Over the past week, the lawyers for two people charged with producing a controlled substance argued in a Kelowna Supreme Court that the drugs and paraphernalia seized by police while executing a search warrant should not be used as evidence in the impending trial.
On April 29, 2020, Kelowna police executed a search warrant at Michelle Collins and Nigel Byrne’s home under the suspicion that the pair were running a drug trafficking operation.
Both Collins and Byrne appeared in Kelowna court on May 9, and are not in custody.
On the day of the search, police staked out the home and waited until Byrne left. Once he was away from the home, officers arrested him while another group of Mounties used a battering ram to gain access to the residence.
During the search, the police found more than $27,000 in Canadian cash, 25,000 Mexican pesos and several illicit and prescription substances, including heroin, fentanyl, cocaine, methamphetamine, psilocybin mushrooms and a number of different pills.
Now, the defence lawyers for Collins and Byrne are arguing that RCMP committed violations of the Charter of Rights and Freedoms when executing the search warrant.
If the judge rules in favour of the defence, the drugs and paraphernalia will not be able to be entered into evidence in Collins and Byrne’s trial where they are facing multiple charges of possession of a controlled substance for the purpose of trafficking and distribution.
The defence is alleging that there was a Section 8 Charter of Rights and Freedoms violation, as RCMP did not announce their presence or intentions before entering the home.
A video shown to the court shows an officer quietly approaching the house, using a battering ram nine times on the front door before moving to the side door where police gained access to the home. After opening the side door RCMP could be heard identifying themselves and announcing that they were there with a search warrant.
A Mountie who was called to the stand as a witness, whose name is protected under a publication ban, said that he does not recall announcing his presence, but said that officers wanted to use the element of surprise in the search, to ensure no evidence was destroyed by Collins before she was arrested.
The defence also alleges that the police caused excessive damage to the property by ramming the front door nine times with a battering ram.

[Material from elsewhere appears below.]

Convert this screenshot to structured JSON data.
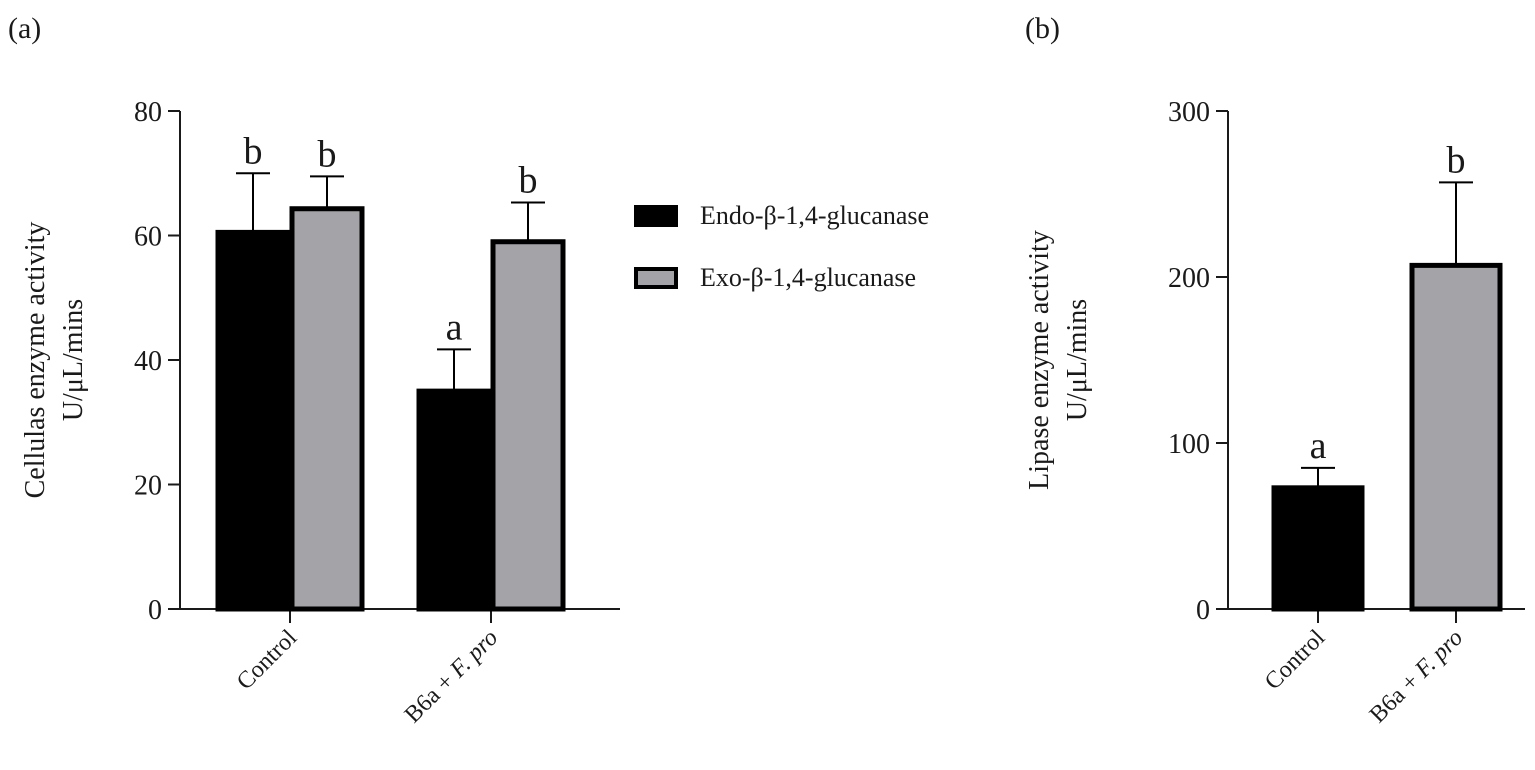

After entering the home Collins was arrested and the defence alleges that the police asked her for identification before informing her she was entitled to a lawyer. If proven, this may constitute a Section 10 violation of the Charter, which states that people have the right to counsel and must be informed of this right upon arrest.
Additionally, a copy of the warrant was not left at the residence or given to Collins after the search, which violates the law that was in place at the time of the search, according to the defence. The officer who took the stand on Tuesday, May 9, was questioned about leaving the warrant behind and said that he can not recall who was in charge of leaving a copy of the document and cannot remember if one was left at the residence.
The defence lawyers are not challenging the warrant itself, but how it was conducted.
Closing arguments were made in court on Wednesday, and the judge will make a decision at a later date.